Hier finden die SPD-Vertreter teils deutliche Worte. „Das sind Graupen bei der Union“, sagt Mahmut Özdemir wenig schmeichelhaft über die Groko-Kollegen von CDU und CSU. Der Duisburger gibt ein Beispiel: „Wir kämpfen für mehr Bundesmittel für den Fernstraßenbau in NRW und am Ende stehen Bundesverkehrsminister Andreas Scheuer von der CSU und sein NRW-Amtskollege Hendrik Wüst von der CDU da und tun so, als sei das Unions-Geld.“ Das Revier sei die wichtigste Wirtschaftsregion dieses Landes, so Özdemir. „Und wir müssen mit dem Brecheisen für alles kämpfen.“ „Wenn es uns nicht gelingt, neben Gewerbe auch Industrie anzusiedeln, sehe ich schwarz für das Ruhrgebiet“, pflichtet Michael Gerdes (Bottrop) bei. Auch Michael Groß findet: „Das Ruhrgebiet hat keine starke Lobby in der Union.“

Wie ist der Diskussionsstand bei der Altschuldenhilfe für hoch verschuldete Kommunen?

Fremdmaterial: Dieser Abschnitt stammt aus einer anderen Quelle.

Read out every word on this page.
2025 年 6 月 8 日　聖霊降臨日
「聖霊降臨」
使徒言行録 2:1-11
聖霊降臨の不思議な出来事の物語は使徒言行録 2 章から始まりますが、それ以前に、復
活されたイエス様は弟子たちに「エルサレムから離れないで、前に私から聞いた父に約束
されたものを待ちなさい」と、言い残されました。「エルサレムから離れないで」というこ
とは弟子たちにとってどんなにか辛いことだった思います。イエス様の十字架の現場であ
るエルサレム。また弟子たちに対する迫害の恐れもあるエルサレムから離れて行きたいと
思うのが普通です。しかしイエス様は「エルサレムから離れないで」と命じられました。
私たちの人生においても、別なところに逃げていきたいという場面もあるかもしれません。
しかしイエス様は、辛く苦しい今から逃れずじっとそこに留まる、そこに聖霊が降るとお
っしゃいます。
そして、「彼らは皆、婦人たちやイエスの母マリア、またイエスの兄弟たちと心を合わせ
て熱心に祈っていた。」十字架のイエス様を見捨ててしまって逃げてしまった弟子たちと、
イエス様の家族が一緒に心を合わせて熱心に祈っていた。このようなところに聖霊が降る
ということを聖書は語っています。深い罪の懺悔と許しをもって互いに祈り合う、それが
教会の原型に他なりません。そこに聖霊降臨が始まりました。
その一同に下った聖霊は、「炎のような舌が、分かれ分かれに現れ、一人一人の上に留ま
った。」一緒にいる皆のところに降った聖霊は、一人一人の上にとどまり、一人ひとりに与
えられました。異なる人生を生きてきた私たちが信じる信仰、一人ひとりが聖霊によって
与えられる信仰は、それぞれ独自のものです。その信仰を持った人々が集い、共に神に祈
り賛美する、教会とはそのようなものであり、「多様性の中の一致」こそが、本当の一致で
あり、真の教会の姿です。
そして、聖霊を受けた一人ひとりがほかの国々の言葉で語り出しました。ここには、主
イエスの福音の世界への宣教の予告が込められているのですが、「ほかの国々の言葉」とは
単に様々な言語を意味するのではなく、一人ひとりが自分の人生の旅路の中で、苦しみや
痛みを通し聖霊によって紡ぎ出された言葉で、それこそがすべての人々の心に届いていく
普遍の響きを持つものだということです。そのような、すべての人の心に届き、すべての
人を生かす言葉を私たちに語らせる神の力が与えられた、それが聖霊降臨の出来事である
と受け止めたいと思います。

Bei dem Thema reklamiert die Ruhr-SPD die Urheberschaft für sich. Der Ball liege jetzt aber im Feld der NRW-Landesregierung. „Wir gehen davon aus, dass wir im Bund ausgereizt haben, was geht. Nun ist das Land gefragt. Der Bund schafft es alleine nicht“, sagt der Essener Dirk Heidenblut. Und Michael Groß ergänzt: „Bundesfinanzminister Olaf Scholz hat sich in der Regierung durchgesetzt und bereits mehrfach die Übernahme von 50 Prozent aller kommunalen Altschulden durch den Bund in Aussicht gestellt. Wir reden hier von der Hälfte von 45 Milliarden Euro. Nun sind die Länder, in denen die betroffenen Städte liegen, am Zug.“ Es sei Aufgabe des Landes, hier die Solidarität der kommunalen Familie herzustellen.